If there is a gulf between the politics of Haynes and Scurr and that of the authors of NHS for Sale, there is also some common ground – that the health service does not have anything like the resources it needs. But the take-no-prisoners tone of Jacky Davis, John Lister and David Wrigley is a million miles from the chatty hotch-potch that is Doctors Dissected. These three doctors are activists and either founders or core members of the campaigning group Keep Our NHS Public. Their book is political, timed for the election. It is a denunciation, mostly of the Tory handling of the NHS, with added scorn for the role of the Liberal Democrats, but also of Labour’s legacy.
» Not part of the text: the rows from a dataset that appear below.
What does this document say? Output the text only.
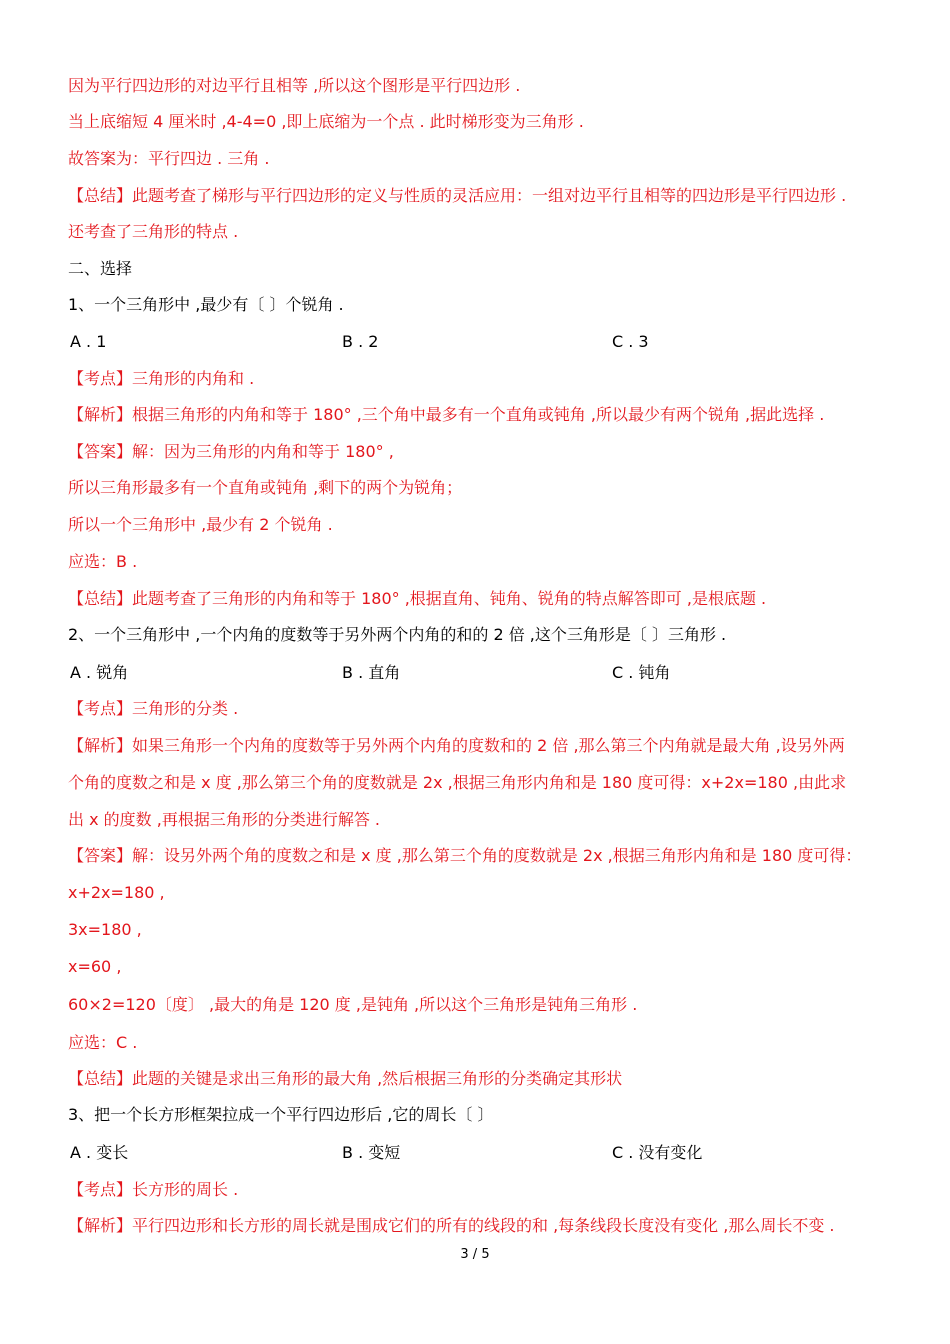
因为平行四边形的对边平行且相等 ,所以这个图形是平行四边形 .
当上底缩短 4 厘米时 ,4-4=0 ,即上底缩为一个点 . 此时梯形变为三角形 .
故答案为：平行四边 . 三角 .
【总结】此题考查了梯形与平行四边形的定义与性质的灵活应用：一组对边平行且相等的四边形是平行四边形 .
还考查了三角形的特点 .
二、选择
1、一个三角形中 ,最少有〔 〕个锐角 .
A . 1	B . 2	C . 3
【考点】三角形的内角和 .
【解析】根据三角形的内角和等于 180° ,三个角中最多有一个直角或钝角 ,所以最少有两个锐角 ,据此选择 .
【答案】解：因为三角形的内角和等于 180° ,
所以三角形最多有一个直角或钝角 ,剩下的两个为锐角；
所以一个三角形中 ,最少有 2 个锐角 .
应选：B .
【总结】此题考查了三角形的内角和等于 180° ,根据直角、钝角、锐角的特点解答即可 ,是根底题 .
2、一个三角形中 ,一个内角的度数等于另外两个内角的和的 2 倍 ,这个三角形是〔 〕三角形 .
A . 锐角	B . 直角	C . 钝角
【考点】三角形的分类 .
【解析】如果三角形一个内角的度数等于另外两个内角的度数和的 2 倍 ,那么第三个内角就是最大角 ,设另外两
个角的度数之和是 x 度 ,那么第三个角的度数就是 2x ,根据三角形内角和是 180 度可得：x+2x=180 ,由此求
出 x 的度数 ,再根据三角形的分类进行解答 .
【答案】解：设另外两个角的度数之和是 x 度 ,那么第三个角的度数就是 2x ,根据三角形内角和是 180 度可得：
x+2x=180 ,
3x=180 ,
x=60 ,
60×2=120〔度〕 ,最大的角是 120 度 ,是钝角 ,所以这个三角形是钝角三角形 .
应选：C .
【总结】此题的关键是求出三角形的最大角 ,然后根据三角形的分类确定其形状
3、把一个长方形框架拉成一个平行四边形后 ,它的周长〔 〕
A . 变长	B . 变短	C . 没有变化
【考点】长方形的周长 .
【解析】平行四边形和长方形的周长就是围成它们的所有的线段的和 ,每条线段长度没有变化 ,那么周长不变 .
3 / 5
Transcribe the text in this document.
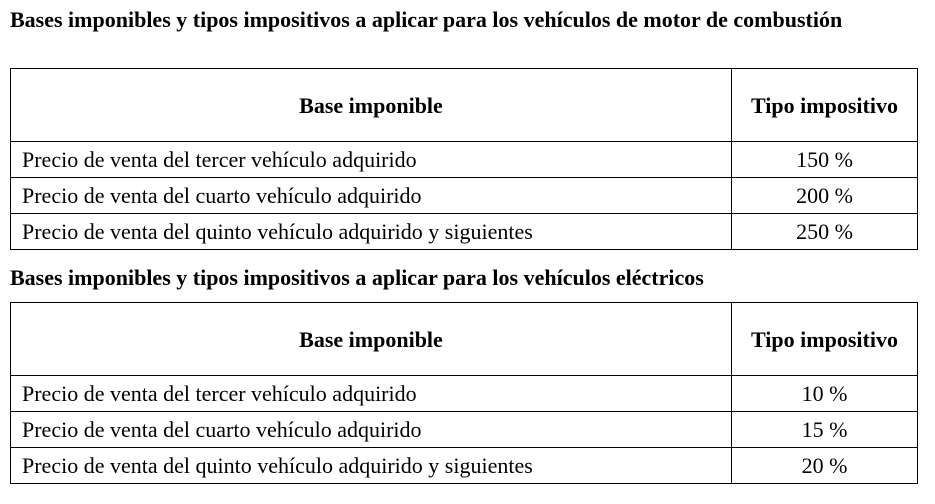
Bases imponibles y tipos impositivos a aplicar para los vehículos de motor de combustión

Base imponible	Tipo impositivo
Precio de venta del tercer vehículo adquirido	150 %
Precio de venta del cuarto vehículo adquirido	200 %
Precio de venta del quinto vehículo adquirido y siguientes	250 %

Bases imponibles y tipos impositivos a aplicar para los vehículos eléctricos

Base imponible	Tipo impositivo
Precio de venta del tercer vehículo adquirido	10 %
Precio de venta del cuarto vehículo adquirido	15 %
Precio de venta del quinto vehículo adquirido y siguientes	20 %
This is soapbox stuff, in which politicians – most often Andrew Lansley but also Jeremy Hunt and David Cameron – are accused of deliberately deceiving the general public.
It will appeal to those who already believe that our coalition government is intent on wholescale privatisation of the NHS. Others may pull back from its tub-thumping certainties, even if they, too, are anxious about the direction of travel. The detailed account of the genesis and problems of the Health and Social Care Act that Lansley introduced in 2012, in the face of Cameron’s assertions that there would be “no more of the tiresome, meddlesome, top-down restructures that have dominated the last decade of the NHS”, is good and the detail of the private contracts that have been agreed – often, as in the case of Hinchingbrooke hospital, with disastrous consequences – is useful. But the negativity of the book is hard to take – the generally respected King’s Fund thinktank gets lambasted almost as much as management consultants McKinsey and it has little time for NHS chief executive Simon Stevens, who actually appears to have got political commitment for more NHS money ahead of the election. Because he used to head the private UnitedHealth in the US, he is viewed as suspect.
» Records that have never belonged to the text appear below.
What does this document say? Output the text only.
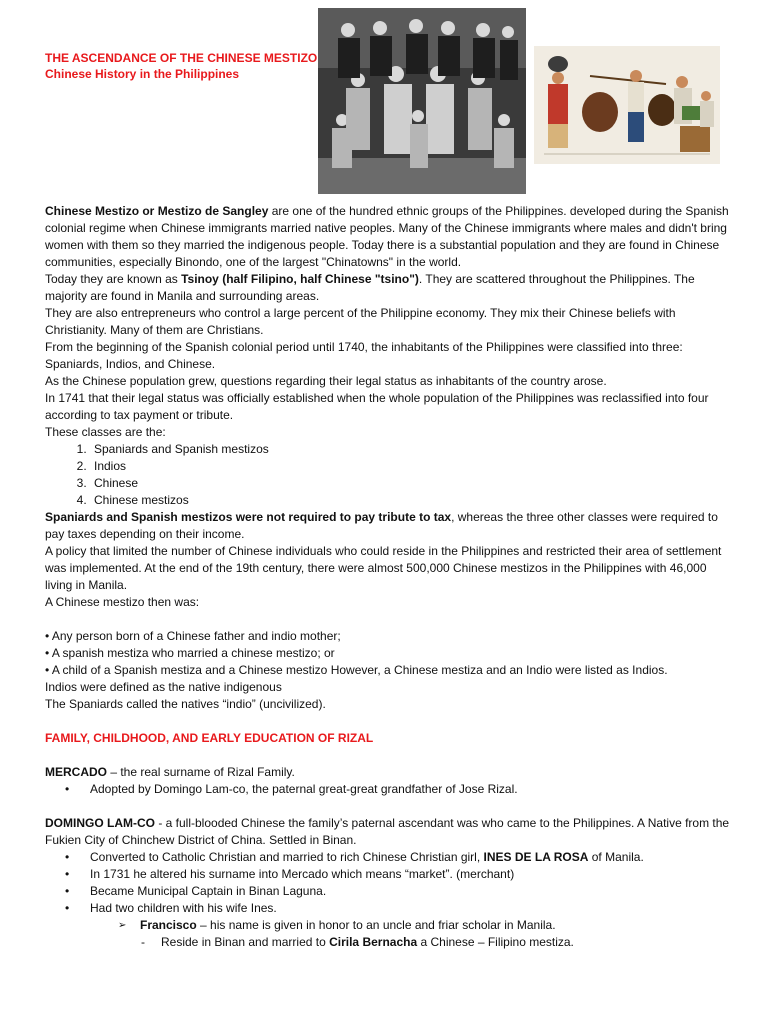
THE ASCENDANCE OF THE CHINESE MESTIZO
Chinese History in the Philippines

Chinese Mestizo or Mestizo de Sangley are one of the hundred ethnic groups of the Philippines. developed during the Spanish colonial regime when Chinese immigrants married native peoples. Many of the Chinese immigrants where males and didn't bring women with them so they married the indigenous people. Today there is a substantial population and they are found in Chinese communities, especially Binondo, one of the largest "Chinatowns" in the world.

Today they are known as Tsinoy (half Filipino, half Chinese "tsino"). They are scattered throughout the Philippines. The majority are found in Manila and surrounding areas.

They are also entrepreneurs who control a large percent of the Philippine economy. They mix their Chinese beliefs with Christianity. Many of them are Christians.

From the beginning of the Spanish colonial period until 1740, the inhabitants of the Philippines were classified into three: Spaniards, Indios, and Chinese.

As the Chinese population grew, questions regarding their legal status as inhabitants of the country arose.

In 1741 that their legal status was officially established when the whole population of the Philippines was reclassified into four according to tax payment or tribute.

These classes are the:

1. Spaniards and Spanish mestizos
2. Indios
3. Chinese
4. Chinese mestizos

Spaniards and Spanish mestizos were not required to pay tribute to tax, whereas the three other classes were required to pay taxes depending on their income.

A policy that limited the number of Chinese individuals who could reside in the Philippines and restricted their area of settlement was implemented. At the end of the 19th century, there were almost 500,000 Chinese mestizos in the Philippines with 46,000 living in Manila.

A Chinese mestizo then was:

• Any person born of a Chinese father and indio mother;

• A spanish mestiza who married a chinese mestizo; or

• A child of a Spanish mestiza and a Chinese mestizo However, a Chinese mestiza and an Indio were listed as Indios.

Indios were defined as the native indigenous

The Spaniards called the natives “indio” (uncivilized).

FAMILY, CHILDHOOD, AND EARLY EDUCATION OF RIZAL

MERCADO – the real surname of Rizal Family.

• Adopted by Domingo Lam-co, the paternal great-great grandfather of Jose Rizal.

DOMINGO LAM-CO - a full-blooded Chinese the family’s paternal ascendant was who came to the Philippines. A Native from the Fukien City of Chinchew District of China. Settled in Binan.

• Converted to Catholic Christian and married to rich Chinese Christian girl, INES DE LA ROSA of Manila.
• In 1731 he altered his surname into Mercado which means “market”. (merchant)
• Became Municipal Captain in Binan Laguna.
• Had two children with his wife Ines.

➢ Francisco – his name is given in honor to an uncle and friar scholar in Manila.

- Reside in Binan and married to Cirila Bernacha a Chinese – Filipino mestiza.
While warnings about privatisation need to be heard, the book takes no real account of the pressures on every health service in the world today. The number of elderly people needing health and social care is outstripping every country’s ability to cope, and expectations have soared as treatments have improved. More money is most definitely needed and top-down change is a disaster – that much is true. Reconfiguration is a dirty word in this book, but the NHS, just like every other health service, surely needs to evolve to meet the needs of today’s and tomorrow’s patients.